As with other clips you’ve worked with on the timeline, the default rubber band for an adjustment layer is Opacity. For an adjustment layer, reducing its opacity reduces the strength of the effect. And as with rubber bands in general, you can add keyframes to the Opacity rubber band to vary the strength of the effect over time. For example, if you need to make multiple white balance corrections throughout a single clip because the camera moved among different-colored light sources (such as from daylight into a room lit by fluorescent lightbulbs), you can add a keyframe at each time where you need to make a color balance change and adjust the Fast Color Corrector values at each keyframe.

Recording a voiceover

To help drive home the message that this video needs to deliver, it ends with a voiceover and title based on the same text. You’ll create the title soon, but right now it’s time to record the voiceover.
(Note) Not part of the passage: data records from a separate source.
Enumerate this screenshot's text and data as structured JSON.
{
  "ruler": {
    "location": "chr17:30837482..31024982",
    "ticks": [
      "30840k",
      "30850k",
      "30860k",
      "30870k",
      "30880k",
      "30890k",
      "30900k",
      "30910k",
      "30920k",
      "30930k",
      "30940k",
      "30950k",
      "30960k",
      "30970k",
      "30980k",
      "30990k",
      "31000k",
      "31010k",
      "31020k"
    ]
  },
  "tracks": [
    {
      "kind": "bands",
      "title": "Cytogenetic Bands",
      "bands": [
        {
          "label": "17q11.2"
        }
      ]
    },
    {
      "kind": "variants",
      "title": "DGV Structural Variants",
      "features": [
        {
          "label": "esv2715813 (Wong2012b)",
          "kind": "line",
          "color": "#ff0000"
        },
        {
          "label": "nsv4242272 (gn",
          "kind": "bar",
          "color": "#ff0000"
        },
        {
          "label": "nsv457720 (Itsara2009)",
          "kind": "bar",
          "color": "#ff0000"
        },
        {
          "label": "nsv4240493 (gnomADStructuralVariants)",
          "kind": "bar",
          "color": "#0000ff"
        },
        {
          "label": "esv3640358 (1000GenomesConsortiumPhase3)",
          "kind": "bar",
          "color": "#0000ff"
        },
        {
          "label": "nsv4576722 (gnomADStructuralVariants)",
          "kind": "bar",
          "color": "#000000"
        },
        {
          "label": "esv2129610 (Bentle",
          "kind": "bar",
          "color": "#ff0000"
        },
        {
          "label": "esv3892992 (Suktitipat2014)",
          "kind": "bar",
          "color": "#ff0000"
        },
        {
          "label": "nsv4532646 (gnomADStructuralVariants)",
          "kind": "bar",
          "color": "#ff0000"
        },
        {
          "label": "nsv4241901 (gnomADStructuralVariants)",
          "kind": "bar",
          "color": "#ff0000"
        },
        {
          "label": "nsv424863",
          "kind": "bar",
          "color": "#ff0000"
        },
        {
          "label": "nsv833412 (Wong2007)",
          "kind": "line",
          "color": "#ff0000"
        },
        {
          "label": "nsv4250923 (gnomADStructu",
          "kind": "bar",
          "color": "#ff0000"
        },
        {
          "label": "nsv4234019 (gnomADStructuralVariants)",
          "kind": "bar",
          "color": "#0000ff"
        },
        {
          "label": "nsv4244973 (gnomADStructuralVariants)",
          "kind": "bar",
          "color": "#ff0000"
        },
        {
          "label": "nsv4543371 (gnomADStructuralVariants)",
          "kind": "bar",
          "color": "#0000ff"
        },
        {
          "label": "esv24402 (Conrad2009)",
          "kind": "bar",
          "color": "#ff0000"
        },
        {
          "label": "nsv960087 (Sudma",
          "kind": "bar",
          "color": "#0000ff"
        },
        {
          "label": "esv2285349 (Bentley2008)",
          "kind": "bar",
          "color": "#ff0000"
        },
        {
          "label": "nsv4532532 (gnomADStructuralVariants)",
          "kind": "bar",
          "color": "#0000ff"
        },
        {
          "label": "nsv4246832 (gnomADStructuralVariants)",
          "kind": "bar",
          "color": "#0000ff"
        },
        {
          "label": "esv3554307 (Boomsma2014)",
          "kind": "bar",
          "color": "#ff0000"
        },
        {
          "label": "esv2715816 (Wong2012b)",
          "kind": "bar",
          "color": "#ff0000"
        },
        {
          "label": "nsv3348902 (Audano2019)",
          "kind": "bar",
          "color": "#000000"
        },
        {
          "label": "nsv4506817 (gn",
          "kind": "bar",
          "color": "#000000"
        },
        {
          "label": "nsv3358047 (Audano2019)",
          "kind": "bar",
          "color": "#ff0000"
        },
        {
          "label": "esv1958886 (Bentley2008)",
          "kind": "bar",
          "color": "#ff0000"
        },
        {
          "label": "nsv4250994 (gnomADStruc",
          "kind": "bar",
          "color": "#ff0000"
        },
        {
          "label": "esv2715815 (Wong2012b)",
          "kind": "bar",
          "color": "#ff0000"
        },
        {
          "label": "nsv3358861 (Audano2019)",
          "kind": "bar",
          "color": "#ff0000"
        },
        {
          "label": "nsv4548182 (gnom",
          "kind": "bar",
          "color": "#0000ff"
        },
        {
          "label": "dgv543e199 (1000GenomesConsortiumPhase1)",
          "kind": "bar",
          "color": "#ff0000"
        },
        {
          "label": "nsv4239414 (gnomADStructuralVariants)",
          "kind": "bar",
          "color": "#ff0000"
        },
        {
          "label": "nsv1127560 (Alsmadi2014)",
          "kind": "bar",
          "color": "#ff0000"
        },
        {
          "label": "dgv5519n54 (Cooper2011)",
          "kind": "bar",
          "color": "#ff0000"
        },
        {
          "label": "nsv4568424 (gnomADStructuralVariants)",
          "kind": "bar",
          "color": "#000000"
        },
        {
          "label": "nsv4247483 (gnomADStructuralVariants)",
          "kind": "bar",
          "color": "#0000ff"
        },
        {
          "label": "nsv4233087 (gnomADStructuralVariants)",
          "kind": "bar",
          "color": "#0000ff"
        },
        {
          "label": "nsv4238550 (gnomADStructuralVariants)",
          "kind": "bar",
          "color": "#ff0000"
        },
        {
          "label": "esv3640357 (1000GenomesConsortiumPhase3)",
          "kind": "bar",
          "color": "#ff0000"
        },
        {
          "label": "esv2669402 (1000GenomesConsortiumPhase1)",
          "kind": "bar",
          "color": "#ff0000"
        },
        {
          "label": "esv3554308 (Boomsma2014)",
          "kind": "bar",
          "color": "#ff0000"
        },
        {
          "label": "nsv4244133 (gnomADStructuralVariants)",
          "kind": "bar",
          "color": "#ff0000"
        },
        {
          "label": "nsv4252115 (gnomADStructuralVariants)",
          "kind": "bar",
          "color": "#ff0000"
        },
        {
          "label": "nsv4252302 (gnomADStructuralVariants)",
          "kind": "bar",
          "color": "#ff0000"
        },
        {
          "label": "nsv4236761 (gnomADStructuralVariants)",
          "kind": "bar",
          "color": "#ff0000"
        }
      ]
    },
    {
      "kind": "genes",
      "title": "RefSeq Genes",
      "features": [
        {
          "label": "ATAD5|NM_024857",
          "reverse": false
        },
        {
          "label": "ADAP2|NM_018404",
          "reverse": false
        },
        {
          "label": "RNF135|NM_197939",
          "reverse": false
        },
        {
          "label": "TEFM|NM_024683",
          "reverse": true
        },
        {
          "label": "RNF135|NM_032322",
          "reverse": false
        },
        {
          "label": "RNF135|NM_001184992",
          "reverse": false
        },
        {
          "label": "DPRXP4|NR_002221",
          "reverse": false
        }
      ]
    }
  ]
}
You’ve recorded a voiceover earlier in this book, so use this exercise to practice what you’ve learned. This time, though, you’ll be using a script that’s provided with the media files for this project. Record the voiceover according to these requirements:

  1. Before recording, make sure your microphone is set up correctly in the Audio Hardware pane of the Preferences dialog box in Premiere Pro.
  2. Record the voiceover to audio track A2 in the sequence.
  3. Read from the script BusDetailsText.txt that’s included with the media files for this project.
  4. After the voiceover is recorded, make any adjustments that are necessary to merge it smoothly with the preceding clips, such as trimming the ends or adding an audio transition.